Смутное беспокойство, тайный восторг входят в Сергея, и он с большим трудом сдерживает желание кувыркнуться через голову, а уже вскоре погружается в тихое сожаление, что нельзя, невозможно идти и идти вечно, медленно поднимаясь до самых звезд…
Они замерли, невольно схватившись за руки, когда из-за стожка неожиданно выкатился почти круглый серый ком и широкими неторопливыми скачками покатился к лесу.
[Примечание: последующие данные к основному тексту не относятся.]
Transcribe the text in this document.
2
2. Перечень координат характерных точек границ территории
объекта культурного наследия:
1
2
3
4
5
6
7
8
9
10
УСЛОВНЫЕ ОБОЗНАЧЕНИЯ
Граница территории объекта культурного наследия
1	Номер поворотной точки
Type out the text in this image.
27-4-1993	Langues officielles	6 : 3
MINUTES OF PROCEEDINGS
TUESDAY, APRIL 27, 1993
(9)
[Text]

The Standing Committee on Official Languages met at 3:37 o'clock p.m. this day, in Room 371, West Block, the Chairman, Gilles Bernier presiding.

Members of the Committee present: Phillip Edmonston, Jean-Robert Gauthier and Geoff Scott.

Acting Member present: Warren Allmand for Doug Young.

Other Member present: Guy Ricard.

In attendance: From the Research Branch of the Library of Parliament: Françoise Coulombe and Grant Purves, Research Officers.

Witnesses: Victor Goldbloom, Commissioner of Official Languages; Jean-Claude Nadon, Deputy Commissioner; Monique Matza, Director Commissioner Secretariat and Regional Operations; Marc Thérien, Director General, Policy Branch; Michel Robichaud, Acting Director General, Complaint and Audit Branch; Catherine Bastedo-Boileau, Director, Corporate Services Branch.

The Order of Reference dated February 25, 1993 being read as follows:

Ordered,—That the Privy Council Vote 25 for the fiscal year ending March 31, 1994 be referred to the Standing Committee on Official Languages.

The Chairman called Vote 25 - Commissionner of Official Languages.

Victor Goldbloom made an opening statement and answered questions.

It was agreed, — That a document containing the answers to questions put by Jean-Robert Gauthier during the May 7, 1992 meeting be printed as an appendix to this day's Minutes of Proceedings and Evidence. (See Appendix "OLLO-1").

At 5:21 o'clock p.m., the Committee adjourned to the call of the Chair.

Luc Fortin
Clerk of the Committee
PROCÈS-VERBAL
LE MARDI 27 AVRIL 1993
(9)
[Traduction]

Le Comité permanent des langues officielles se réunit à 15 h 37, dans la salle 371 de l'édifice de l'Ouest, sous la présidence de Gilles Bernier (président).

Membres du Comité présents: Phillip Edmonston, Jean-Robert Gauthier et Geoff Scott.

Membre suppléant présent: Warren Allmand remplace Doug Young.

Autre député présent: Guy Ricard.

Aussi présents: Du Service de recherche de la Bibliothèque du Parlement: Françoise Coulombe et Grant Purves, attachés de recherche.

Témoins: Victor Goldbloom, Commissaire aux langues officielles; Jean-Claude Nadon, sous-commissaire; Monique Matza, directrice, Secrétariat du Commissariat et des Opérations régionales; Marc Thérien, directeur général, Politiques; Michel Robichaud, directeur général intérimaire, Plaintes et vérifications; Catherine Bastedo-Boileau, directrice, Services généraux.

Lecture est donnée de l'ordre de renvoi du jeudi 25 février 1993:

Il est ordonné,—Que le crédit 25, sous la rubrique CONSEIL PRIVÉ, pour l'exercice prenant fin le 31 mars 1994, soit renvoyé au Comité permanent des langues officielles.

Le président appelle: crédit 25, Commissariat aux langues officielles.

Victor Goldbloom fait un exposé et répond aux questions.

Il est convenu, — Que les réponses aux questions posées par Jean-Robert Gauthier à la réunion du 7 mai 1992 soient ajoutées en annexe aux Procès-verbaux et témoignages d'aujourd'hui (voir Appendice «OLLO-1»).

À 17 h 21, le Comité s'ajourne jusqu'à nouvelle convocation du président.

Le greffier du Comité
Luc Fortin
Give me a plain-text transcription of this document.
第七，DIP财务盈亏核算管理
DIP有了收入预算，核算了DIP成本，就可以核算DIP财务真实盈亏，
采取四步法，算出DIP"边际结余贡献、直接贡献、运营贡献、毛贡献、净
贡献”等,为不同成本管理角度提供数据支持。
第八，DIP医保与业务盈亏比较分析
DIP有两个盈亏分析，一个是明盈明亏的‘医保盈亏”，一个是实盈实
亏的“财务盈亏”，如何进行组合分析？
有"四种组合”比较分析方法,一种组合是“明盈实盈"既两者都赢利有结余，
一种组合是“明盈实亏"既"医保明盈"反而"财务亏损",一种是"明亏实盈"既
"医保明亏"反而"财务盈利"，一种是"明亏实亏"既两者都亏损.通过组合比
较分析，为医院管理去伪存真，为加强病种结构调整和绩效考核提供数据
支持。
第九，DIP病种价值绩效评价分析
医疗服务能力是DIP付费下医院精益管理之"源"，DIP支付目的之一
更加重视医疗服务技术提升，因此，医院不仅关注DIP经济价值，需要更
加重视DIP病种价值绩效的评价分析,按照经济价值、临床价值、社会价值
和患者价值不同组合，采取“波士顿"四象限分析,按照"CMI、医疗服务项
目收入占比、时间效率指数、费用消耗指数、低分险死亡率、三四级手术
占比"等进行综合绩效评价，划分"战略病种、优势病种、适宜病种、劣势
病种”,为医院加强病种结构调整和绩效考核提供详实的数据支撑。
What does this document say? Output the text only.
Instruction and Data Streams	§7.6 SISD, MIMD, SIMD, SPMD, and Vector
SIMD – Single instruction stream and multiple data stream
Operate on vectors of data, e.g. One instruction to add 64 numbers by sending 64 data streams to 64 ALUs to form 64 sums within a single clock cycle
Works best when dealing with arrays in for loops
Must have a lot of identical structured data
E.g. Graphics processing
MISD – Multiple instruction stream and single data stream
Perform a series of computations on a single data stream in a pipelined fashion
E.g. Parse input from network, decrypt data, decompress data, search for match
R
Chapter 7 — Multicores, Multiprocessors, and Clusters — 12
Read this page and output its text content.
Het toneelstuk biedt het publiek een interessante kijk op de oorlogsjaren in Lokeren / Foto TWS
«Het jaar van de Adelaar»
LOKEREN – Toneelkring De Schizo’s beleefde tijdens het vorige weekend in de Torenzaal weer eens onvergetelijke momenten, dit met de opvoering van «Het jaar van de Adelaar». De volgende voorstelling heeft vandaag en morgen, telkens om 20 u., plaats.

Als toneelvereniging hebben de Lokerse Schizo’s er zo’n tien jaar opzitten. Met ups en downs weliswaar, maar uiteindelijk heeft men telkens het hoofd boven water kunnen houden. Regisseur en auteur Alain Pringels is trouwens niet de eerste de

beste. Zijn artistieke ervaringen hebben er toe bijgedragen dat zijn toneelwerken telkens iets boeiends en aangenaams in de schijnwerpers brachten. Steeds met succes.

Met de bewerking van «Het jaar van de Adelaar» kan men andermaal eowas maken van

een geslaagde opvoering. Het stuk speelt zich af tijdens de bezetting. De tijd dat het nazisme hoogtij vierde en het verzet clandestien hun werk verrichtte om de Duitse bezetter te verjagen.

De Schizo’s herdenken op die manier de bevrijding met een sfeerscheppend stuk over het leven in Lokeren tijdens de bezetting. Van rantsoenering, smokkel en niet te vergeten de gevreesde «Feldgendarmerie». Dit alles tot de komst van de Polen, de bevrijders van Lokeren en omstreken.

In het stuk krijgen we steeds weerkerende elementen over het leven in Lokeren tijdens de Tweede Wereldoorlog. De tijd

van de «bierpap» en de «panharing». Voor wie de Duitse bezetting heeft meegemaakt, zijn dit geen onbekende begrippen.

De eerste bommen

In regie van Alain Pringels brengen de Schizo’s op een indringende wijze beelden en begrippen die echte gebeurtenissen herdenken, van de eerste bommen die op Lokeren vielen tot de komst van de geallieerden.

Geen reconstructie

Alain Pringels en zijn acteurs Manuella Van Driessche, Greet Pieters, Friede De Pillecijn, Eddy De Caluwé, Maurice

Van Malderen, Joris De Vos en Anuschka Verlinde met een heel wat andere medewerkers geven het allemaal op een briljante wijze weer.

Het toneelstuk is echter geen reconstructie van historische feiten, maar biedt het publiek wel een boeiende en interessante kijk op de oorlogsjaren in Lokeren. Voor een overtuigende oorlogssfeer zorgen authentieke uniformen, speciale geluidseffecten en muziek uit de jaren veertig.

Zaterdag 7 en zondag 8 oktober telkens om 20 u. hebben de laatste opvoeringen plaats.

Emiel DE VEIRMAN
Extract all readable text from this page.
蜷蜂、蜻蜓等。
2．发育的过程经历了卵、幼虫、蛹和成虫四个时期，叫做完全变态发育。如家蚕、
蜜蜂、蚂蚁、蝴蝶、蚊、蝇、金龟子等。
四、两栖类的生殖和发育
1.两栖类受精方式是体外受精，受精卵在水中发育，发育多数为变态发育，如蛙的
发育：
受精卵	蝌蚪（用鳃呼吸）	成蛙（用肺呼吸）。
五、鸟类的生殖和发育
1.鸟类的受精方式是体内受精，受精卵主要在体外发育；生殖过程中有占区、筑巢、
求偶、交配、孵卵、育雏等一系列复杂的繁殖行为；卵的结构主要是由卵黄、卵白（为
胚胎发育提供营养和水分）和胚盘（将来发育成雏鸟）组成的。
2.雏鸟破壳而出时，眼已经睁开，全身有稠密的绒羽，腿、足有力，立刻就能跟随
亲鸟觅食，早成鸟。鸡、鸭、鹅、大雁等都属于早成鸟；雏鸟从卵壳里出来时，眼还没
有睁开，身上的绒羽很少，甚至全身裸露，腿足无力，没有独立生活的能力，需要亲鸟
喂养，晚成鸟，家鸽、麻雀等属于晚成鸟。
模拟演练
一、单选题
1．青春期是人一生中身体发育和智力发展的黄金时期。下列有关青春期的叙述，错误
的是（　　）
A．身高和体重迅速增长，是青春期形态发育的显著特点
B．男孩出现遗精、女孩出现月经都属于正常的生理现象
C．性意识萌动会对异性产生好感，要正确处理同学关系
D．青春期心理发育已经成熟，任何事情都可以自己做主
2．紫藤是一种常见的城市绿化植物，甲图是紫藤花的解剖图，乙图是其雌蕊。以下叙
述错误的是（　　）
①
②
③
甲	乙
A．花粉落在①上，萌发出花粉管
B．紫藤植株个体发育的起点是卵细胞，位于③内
– Заяц, – прошептал Сережа.
– Ага, – эхом откликнулась Настя.
– Нас напугался, – провожая косого взглядом и не зная, что делать с теплой Настиной рукой, сказал Сергей.
– Напугался…
– Как он… уши-то от страха прижал, – говорит Сергей, потому что не хочет молчать, все более волнуясь от ее близости, дыхания, которое легонько обдувает его щеку, от молчаливой покорности, с которой она до сих пор не отбирает руку.
– Сережа, – едва выдыхает Настька.
– Что? – вмиг пересохшими губами, едва ворочая языком, откликается Сергей, теперь уже и плечом чувствуя беспокойное, странно волнующее его Настино тепло.
– Мне страшно…
– Страшно? – говорит он и смелеет от своего голоса. – Ты что, зайца испугалась? Во даешь!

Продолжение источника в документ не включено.